1. Magnet for global capital, technology

The world is awash with capital. Brazil, Russia, South Africa (of BRICS) are sputtering. Global investment funds are on the lookout for the next growth market. In parallel, global companies are scanning the horizon for a low cost manufacturing alternative to China. Vietnam, Thailand are options but India has a much larger labor pool (& growing). It also has the bonus of a large domestic market, strong foundation in engineering, management talent plus a proven track record in adapting, developing new technology.
As India becomes an easier place to do business; with stable policy, tax and currency, it is destined to become a magnet for global capital, ideas, technology.

2. Achieve global scale

Global leadership requires global scale. In the Fortune 500, among the top 10, there are two American and three Chinese companies. China’s ICBC is the largest bank in the world by assets. For India, achieving global scale may require some deft pragmatism. Some of India’s largest companies- SBI, ONGC, Coal India, NTPC are state owned and need to be unleashed to build global capabilities, competitiveness and eventually scale.
In addition, India’s private sector has the platform of a large domestic market which, coupled with access to global capital and smart overseas acquisitions, has the potential to build world class companies.

3. Build iconic brands

Today, there is no Indian brand in the Interbrand Top 100 global list. Iconic brands are built on the foundation of great products. India has the potential to build big businesses, brands in new sectors likeDigital and the ones with distinct ‘Indianness’ such as movies, food, fashion. After all, five years back, it was unthinkable for Xiaomi, Huawei, Taobao, WeChat, Haier to embark on a quest to build global Chinese brands.

4. Turbo charged urbanization

China’s development in the last three decades has been driven by planned urbanization — adding 1% of urban population every year. Today, 55% of China’s population lives in cities that are connected with high speed bullet trains and highways.
India with its democratic credentials, inclusive society can lead the world with innovation in urban development, management and local government accountability. In China and America, city mayors compete for attracting businesses. Chengdu, a city in western, inland China claims to be the home of 230 Fortune 500 companies. Michael Bloomberg, one of America’s most celebrated entrepreneurs, ran NYC for a decade.

5. Nurture world class universities, technology labs

During the Gupta dynasty, some of the world’s best institutes of learning were in India. Before WWII, some of the top universities were in Germany. Today, the best ones are predominantly American. Silicon Valley has a symbiotic relationship with the web of universities in and around San Francisco.
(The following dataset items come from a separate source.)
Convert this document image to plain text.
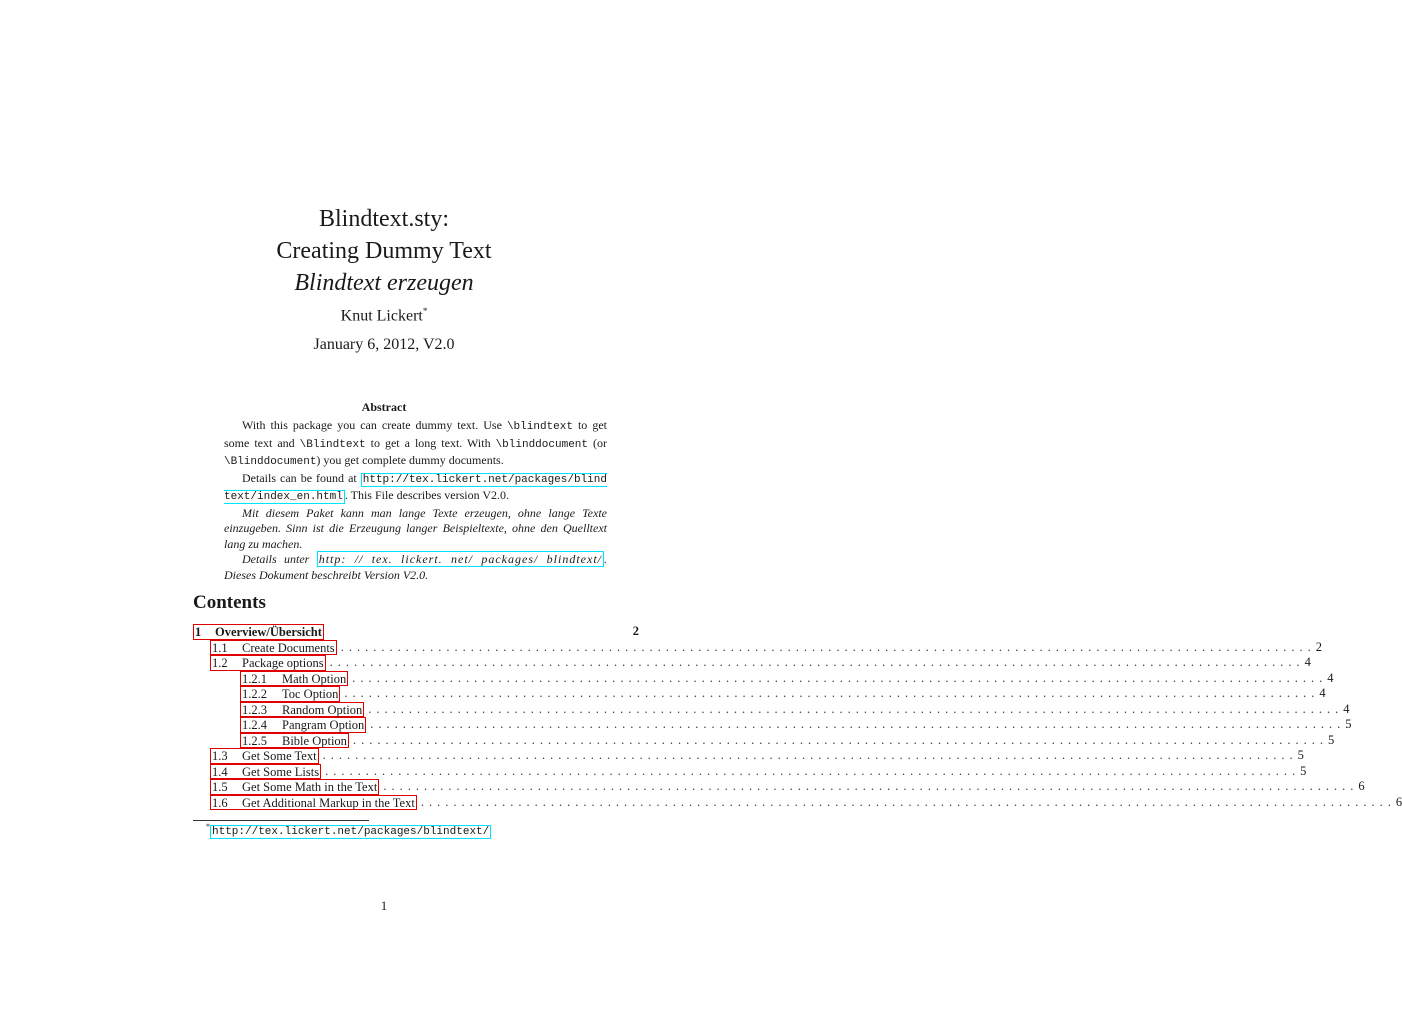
Blindtext.sty:
Creating Dummy Text
Blindtext erzeugen
Knut Lickert*
January 6, 2012, V2.0
Abstract

With this package you can create dummy text. Use \blindtext to get some text and \Blindtext to get a long text. With \blinddocument (or \Blinddocument) you get complete dummy documents.

Details can be found at http://tex.lickert.net/packages/blindtext/index_en.html . This File describes version V2.0.

Mit diesem Paket kann man lange Texte erzeugen, ohne lange Texte einzugeben. Sinn ist die Erzeugung langer Beispieltexte, ohne den Quelltext lang zu machen.

Details unter http: // tex. lickert. net/ packages/ blindtext/ . Dieses Dokument beschreibt Version V2.0.

Contents
1 Overview/Übersicht	2
1.1 Create Documents ........................................................................................................................ 2
1.2 Package options ........................................................................................................................ 4
1.2.1 Math Option ........................................................................................................................ 4
1.2.2 Toc Option ........................................................................................................................ 4
1.2.3 Random Option ........................................................................................................................ 4
1.2.4 Pangram Option ........................................................................................................................ 5
1.2.5 Bible Option ........................................................................................................................ 5
1.3 Get Some Text ........................................................................................................................ 5
1.4 Get Some Lists ........................................................................................................................ 5
1.5 Get Some Math in the Text ........................................................................................................................ 6
1.6 Get Additional Markup in the Text ........................................................................................................................ 6
* http://tex.lickert.net/packages/blindtext/
1
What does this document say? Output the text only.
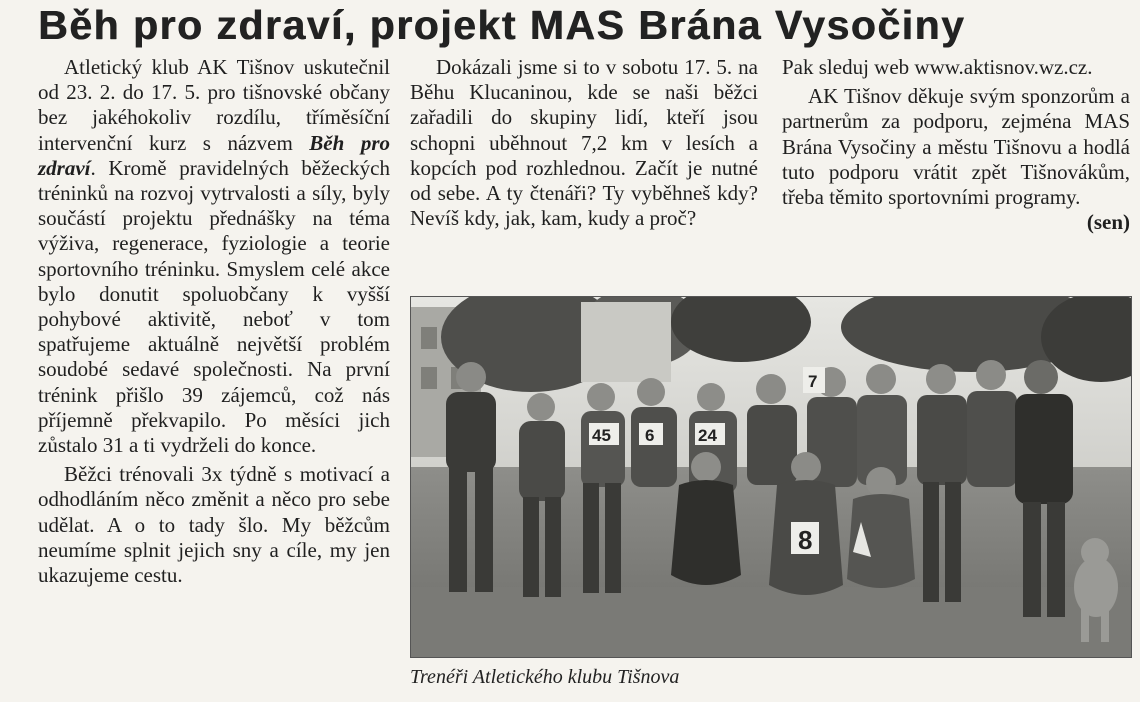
Běh pro zdraví, projekt MAS Brána Vysočiny

Atletický klub AK Tišnov uskutečnil od 23. 2. do 17. 5. pro tišnovské občany bez jakéhokoliv rozdílu, tříměsíční intervenční kurz s názvem Běh pro zdraví. Kromě pravidelných běžeckých tréninků na rozvoj vytrvalosti a síly, byly součástí projektu přednášky na téma výživa, regenerace, fyziologie a teorie sportovního tréninku. Smyslem celé akce bylo donutit spoluobčany k vyšší pohybové aktivitě, neboť v tom spatřujeme aktuálně největší problém soudobé sedavé společnosti. Na první trénink přišlo 39 zájemců, což nás příjemně překvapilo. Po měsíci jich zůstalo 31 a ti vydrželi do konce.

Běžci trénovali 3x týdně s motivací a odhodláním něco změnit a něco pro sebe udělat. A o to tady šlo. My běžcům neumíme splnit jejich sny a cíle, my jen ukazujeme cestu.

Dokázali jsme si to v sobotu 17. 5. na Běhu Klucaninou, kde se naši běžci zařadili do skupiny lidí, kteří jsou schopni uběhnout 7,2 km v lesích a kopcích pod rozhlednou. Začít je nutné od sebe. A ty čtenáři? Ty vyběhneš kdy? Nevíš kdy, jak, kam, kudy a proč?

Pak sleduj web www.aktisnov.wz.cz.

AK Tišnov děkuje svým sponzorům a partnerům za podporu, zejména MAS Brána Vysočiny a městu Tišnovu a hodlá tuto podporu vrátit zpět Tišnovákům, třeba těmito sportovními programy.
(sen)

45 6	24
7
8
Trenéři Atletického klubu Tišnova
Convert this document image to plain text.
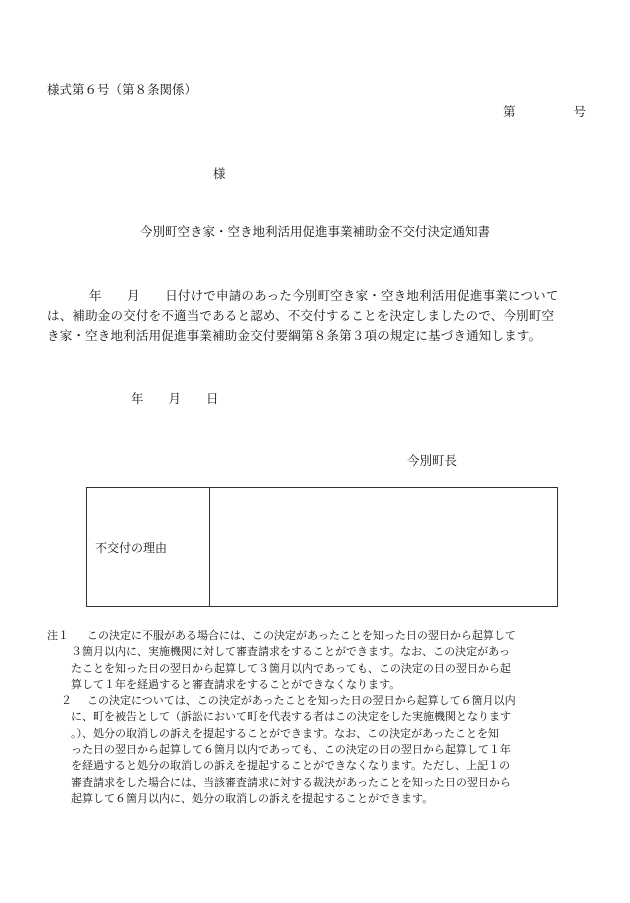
様式第６号（第８条関係）
第	号
様
今別町空き家・空き地利活用促進事業補助金不交付決定通知書

年　　月　　日付けで申請のあった今別町空き家・空き地利活用促進事業について

は、補助金の交付を不適当であると認め、不交付することを決定しましたので、今別町空

き家・空き地利活用促進事業補助金交付要綱第８条第３項の規定に基づき通知します。

年　　月　　日
今別町長
不交付の理由	
注１	この決定に不服がある場合には、この決定があったことを知った日の翌日から起算して
３箇月以内に、実施機関に対して審査請求をすることができます。なお、この決定があっ
たことを知った日の翌日から起算して３箇月以内であっても、この決定の日の翌日から起
算して１年を経過すると審査請求をすることができなくなります。
２	この決定については、この決定があったことを知った日の翌日から起算して６箇月以内
に、町を被告として（訴訟において町を代表する者はこの決定をした実施機関となります
。）、処分の取消しの訴えを提起することができます。なお、この決定があったことを知
った日の翌日から起算して６箇月以内であっても、この決定の日の翌日から起算して１年
を経過すると処分の取消しの訴えを提起することができなくなります。ただし、上記１の
審査請求をした場合には、当該審査請求に対する裁決があったことを知った日の翌日から
起算して６箇月以内に、処分の取消しの訴えを提起することができます。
None of India’s institutes feature in Top 10 or even 100. In order to be a global leader, IISc, IITs and FMS will need to step up to attract global faculty, students, private funds and a culture of restless creativity.

6. Innovate with social entrepreneurship

India cannot aspire to economic greatness with a fourth of India’s population below the (USD 1.25 per day) poverty line. On most of the Millennium Development Goal, India remains a laggard. The opportunity is for India to be a world leader in Social entrepreneurship — innovating new business models in nutrition, sanitation, education, agriculture, banking and more.

7. New model of local accountability

Despite all the above ingredients, India can ‘trip’ on its journey to economic greatness without fundamentally transforming the micro part of the government bureaucracy — the one that touches the everyday life of every entrepreneur. The district (akin to Swiss ‘canton’) is the smallest unit of administration in India. District administration must be accountable to all entrepreneurs (in fact, all citizens) to provide timely licensing, inspections, efficient services, utilities, maintenance of infrastructure — all with digital enabled transparency, accountability.

In modern times, China has had the fastest per capita GDP growth of 30X in the last 30 years! Now the stars are aligned for India’s marathon to economic greatness with disciplined planning, pragmatism and flawless execution of the seven ‘sutras’.